Emergenza dipendenze in Italia: si richiede un impegno collettivo

Roma, 8 novembre 2025 – “Insieme si può”. La risposta alle nuove dipendenze, che spaziano dalle droghe alle tecnologie, deve essere ampia e coordinata. Questo è il messaggio della VII Conferenza nazionale sulle dipendenze, che si svolge al Centro Congressi Auditorium della Tecnica di Roma in questi giorni. È la prima volta dal 2009 che un incontro di tale portata coinvolge rappresentanti del governo, delle Regioni, del mondo scientifico e del privato sociale, nonostante la legge preveda una periodicità triennale, riporta Attuale.

Il Presidente della Repubblica, Sergio Mattarella, ha sottolineato la gravità della situazione: “La tragedia delle dipendenze, la tragedia delle vite distrutte dalla droga, della perversa presenza e opera della criminalità organizzata, richiede un impegno corale”. Anche il Papa, Leone XIV, ha messo in evidenza l’importanza dell’argomento, ponendo l’accento sulle “forme nuove” di dipendenza legate al “crescente utilizzo di Internet, computer e smartphone”, che si affiancano a droghe e alcol. Questi fenomeni, ha aggiunto, “sono il sintomo di un disagio mentale o interiore e di un decadimento sociale di valori”.

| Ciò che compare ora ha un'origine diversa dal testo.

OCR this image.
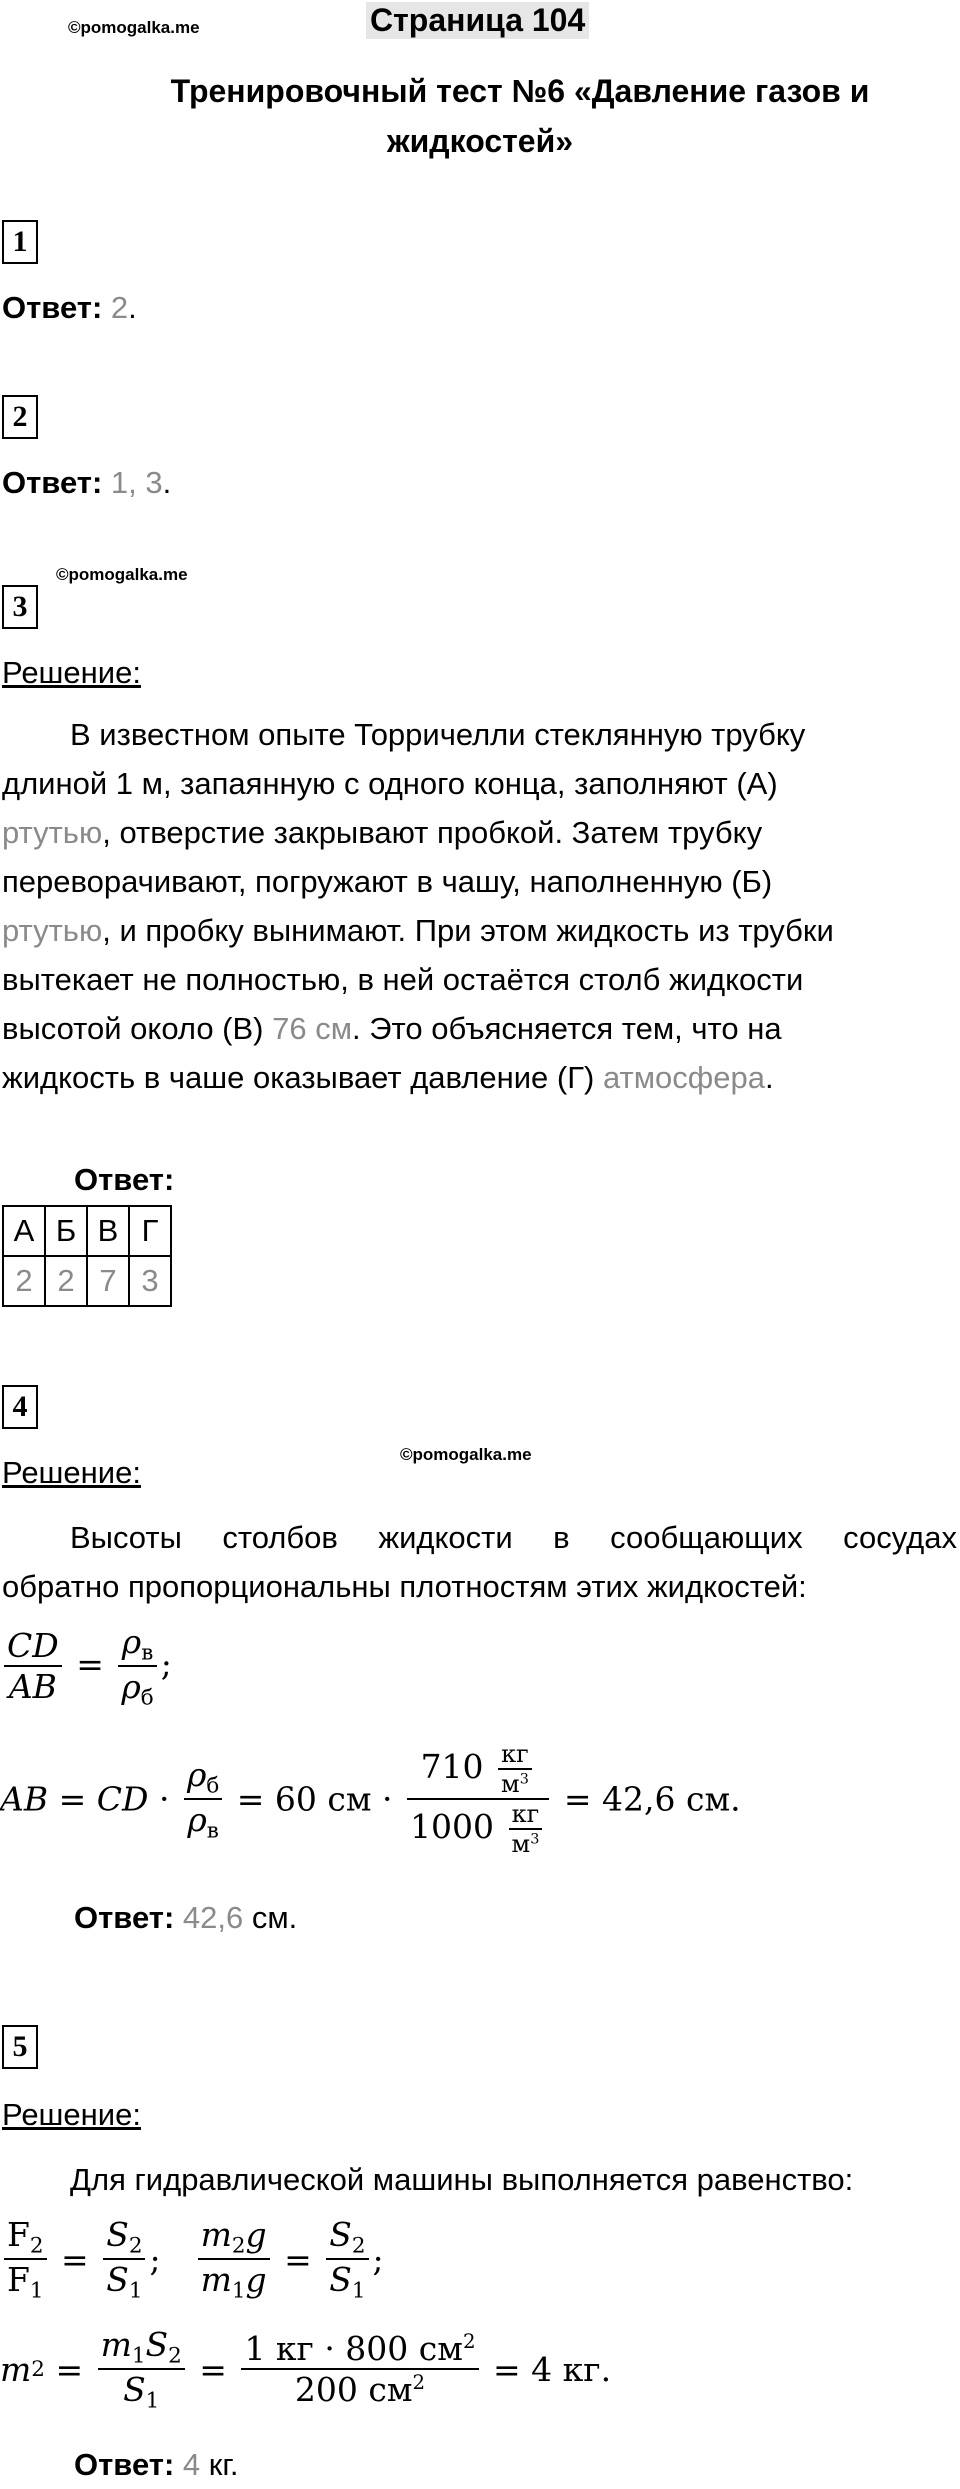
©pomogalka.me	Страница 104
Тренировочный тест №6 «Давление газов и
жидкостей»
1
Ответ: 2.
2
Ответ: 1, 3.
3
©pomogalka.me
Решение:
В известном опыте Торричелли стеклянную трубку
длиной 1 м, запаянную с одного конца, заполняют (А)
ртутью, отверстие закрывают пробкой. Затем трубку
переворачивают, погружают в чашу, наполненную (Б)
ртутью, и пробку вынимают. При этом жидкость из трубки
вытекает не полностью, в ней остаётся столб жидкости
высотой около (В) 76 см. Это объясняется тем, что на
жидкость в чаше оказывает давление (Г) атмосфера.
Ответ:
А	Б	В	Г
2	2	7	3
4
©pomogalka.me
Решение:
Высоты столбов жидкости в сообщающих сосудах
обратно пропорциональны плотностям этих жидкостей:
$\frac{CD}{AB} = \frac{\rho_в}{\rho_б}$ ;
AB = CD · $\frac{\rho_б}{\rho_в} = 60$ см · $\frac{710 \frac{кг}{м^3}}{1000 \frac{кг}{м^3}} = 42,6$ см.
Ответ: 42,6 см.
5
Решение:
Для гидравлической машины выполняется равенство:
$\frac{F_2}{F_1} = \frac{S_2}{S_1}$ ; $\frac{m_2g}{m_1g} = \frac{S_2}{S_1}$ ;
$m2 = \frac{m_1S_2}{S_1} = \frac{1 кг \cdot 800 см^2}{200 см^2} = 4$ кг.
Ответ: 4 кг.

La presidente del Consiglio, Giorgia Meloni, ha recentemente assicurato: “La droga e le dipendenze non avranno l’ultima parola e nessuno è solo in questa battaglia”. Per affrontare le sfide delle “vecchie e nuove dipendenze” che generano fragilità sociali, il governo ha annunciato un raddoppio dell’investimento economico, portandolo a 165 milioni di euro per il biennio 2024-2025, una cifra mai vista prima.

Secondo la relazione annuale al Parlamento 2025 del dipartimento per le politiche antidroga, la cannabis risulta essere la sostanza psicoattiva più prevalente in Italia nel 2024, seguita dalla cocaina, la quale è responsabile del 35% dei decessi per intossicazione acuta e del 30% dei ricoveri ospedalieri legati alle droghe. Tra gli studenti, l’anno scorso, il 21% ha dichiarato di aver consumato cannabinoidi, mentre il 5,8% ha fatto uso di sostanze psicoattive non specificate (nps), il 3,5% di cannabinoidi sintetici e così via. Resta allarmante anche il consumo di alcol e psicofarmaci senza prescrizione, con percentuali che sfiorano il 76% e il 12% rispettivamente.

Oltre alla questione delle sostanze, preoccupa anche il comportamento ludopatico tra gli studenti: oltre 1,4 milioni (circa 57%) ha giocato d’azzardo almeno una volta, e il 17% presenta un uso problematico dei videogame.